Nie wiemy, czy Britney Spears nagra jeszcze kiedykolwiek płytę. Wokalistka pytana o to w ostatnich miesiącach udziela wymijających odpowiedzi, deklarując, że na razie chce spróbować swoich sił w innych gałęziach biznesu i rozrywki. Niedawno dowiedzieliśmy się, że jednym z przedsięwzięć, w które zaangażuje się gwiazda, będzie napisanie autobiografii. Choć Spears ma dopiero niespełna 42 lata, jej życie obfitowało już w tyle ciekawych dla czytelników sytuacji, że nie mamy wątpliwości, iż to dobra pora na napisanie takiej książki. Tym bardziej, że wokalistka w ubiegłym roku uwolniła się spod trwającej 13 lat kurateli ojca.

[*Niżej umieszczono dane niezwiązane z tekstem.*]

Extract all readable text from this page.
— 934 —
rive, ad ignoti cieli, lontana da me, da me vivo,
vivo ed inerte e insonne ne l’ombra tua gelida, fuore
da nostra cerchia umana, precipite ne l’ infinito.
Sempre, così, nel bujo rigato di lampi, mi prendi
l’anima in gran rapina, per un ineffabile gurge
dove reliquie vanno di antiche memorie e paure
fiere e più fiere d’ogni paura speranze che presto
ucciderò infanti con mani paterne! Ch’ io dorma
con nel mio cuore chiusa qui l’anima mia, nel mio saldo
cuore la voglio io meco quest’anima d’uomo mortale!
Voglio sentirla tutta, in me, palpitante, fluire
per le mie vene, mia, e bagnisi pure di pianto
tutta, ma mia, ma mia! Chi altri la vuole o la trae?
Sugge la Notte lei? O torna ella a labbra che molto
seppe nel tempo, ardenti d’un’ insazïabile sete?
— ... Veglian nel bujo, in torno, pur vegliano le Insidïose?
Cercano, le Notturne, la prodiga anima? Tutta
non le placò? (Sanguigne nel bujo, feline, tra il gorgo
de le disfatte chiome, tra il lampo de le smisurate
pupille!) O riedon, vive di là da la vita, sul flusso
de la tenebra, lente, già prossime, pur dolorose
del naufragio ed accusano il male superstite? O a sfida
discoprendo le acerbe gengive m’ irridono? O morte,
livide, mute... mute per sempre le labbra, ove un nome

Wokalistka nie kryje żalu zarówno do swojej rodziny jak i części osób ze świata show-biznesu, zarzucając im, że znając sytuację nie zrobili nic, by pomóc Britney wyjść z kłopotów. Dotychczas artystka wypowiadała się na ten temat głównie w mediach społecznościowych, teraz zrobi to w książce, na którą podpisała już umowę. Artystka dostanie od wydawnictwa Simon&Schuster ogromne honorarium.
– Umowa opiewa na 15 milionów dolarów. To jedna z najwyższych stawek w historii, zaraz za Obamami, którzy otrzymali 60 milionów. Podobną stawkę do Britney otrzymał tylko Bill Clinton w 2001 roku – informuje Page Six, które jako pierwsze przekazało wiadomość o podpisaniu kontraktu.
Teraz Britney wróciła do tematu książki na Instagramie w usuniętym już poście. Wokalistka przyznała, że pisanie jest dla niej trudne ale jednocześnie uzdrawiające i terapeutyczne.
– W tej chwili piszę książkę i mimo, że jest to trudne to jest to także uzdrawiająca i terapeutyczna… trudno jest też przywołać przeszłe wydarzenia z mojego życia… nigdy nie byłam w stanie wyrazić tego otwarcie (…) Mogę sobie tylko wyobrazić, że brzmię dziecinnie, ale byłam bardzo młoda, kiedy te wydarzenia miały miejsce… i zajmuję się tym teraz… Jestem pewna, że dla większości wyda się to nieistotne i jestem tego całkowicie świadoma (…) Nie jestem typem osoby, która prowadzi NIEWYGODNE ROZMOWY, ale POMÓWMY O TYM… Dlaczego to mówię? Cóż, ponieważ nigdy nie czułam się słyszana! Krzyczałam w środku i bez względu na to, co powiedziałam, zawsze patrzono na mnie z góry.
Britney wspomniała w poście także na temat słów kierowanych do swojej siostry, po tym jak ta wydała swoje wspomnienia:
– Przepraszam, jeśli kogoś uraziłam, pisząc te słowa… ale tak jak moja siostra może legalnie wymienić moje imię w swojej książce ponad 200 razy… może płakać w telewizji… i otrzymuję serdeczne „awww” od większości ludzi… Mam też prawo udostępnić kilka akapitów na ten temat na moim Instagramie – napisała Spears.
Czy książką Brit pobije rekordy sprzedaży w USA? Tego dowiemy się prawdopodobnie za kilka miesięcy.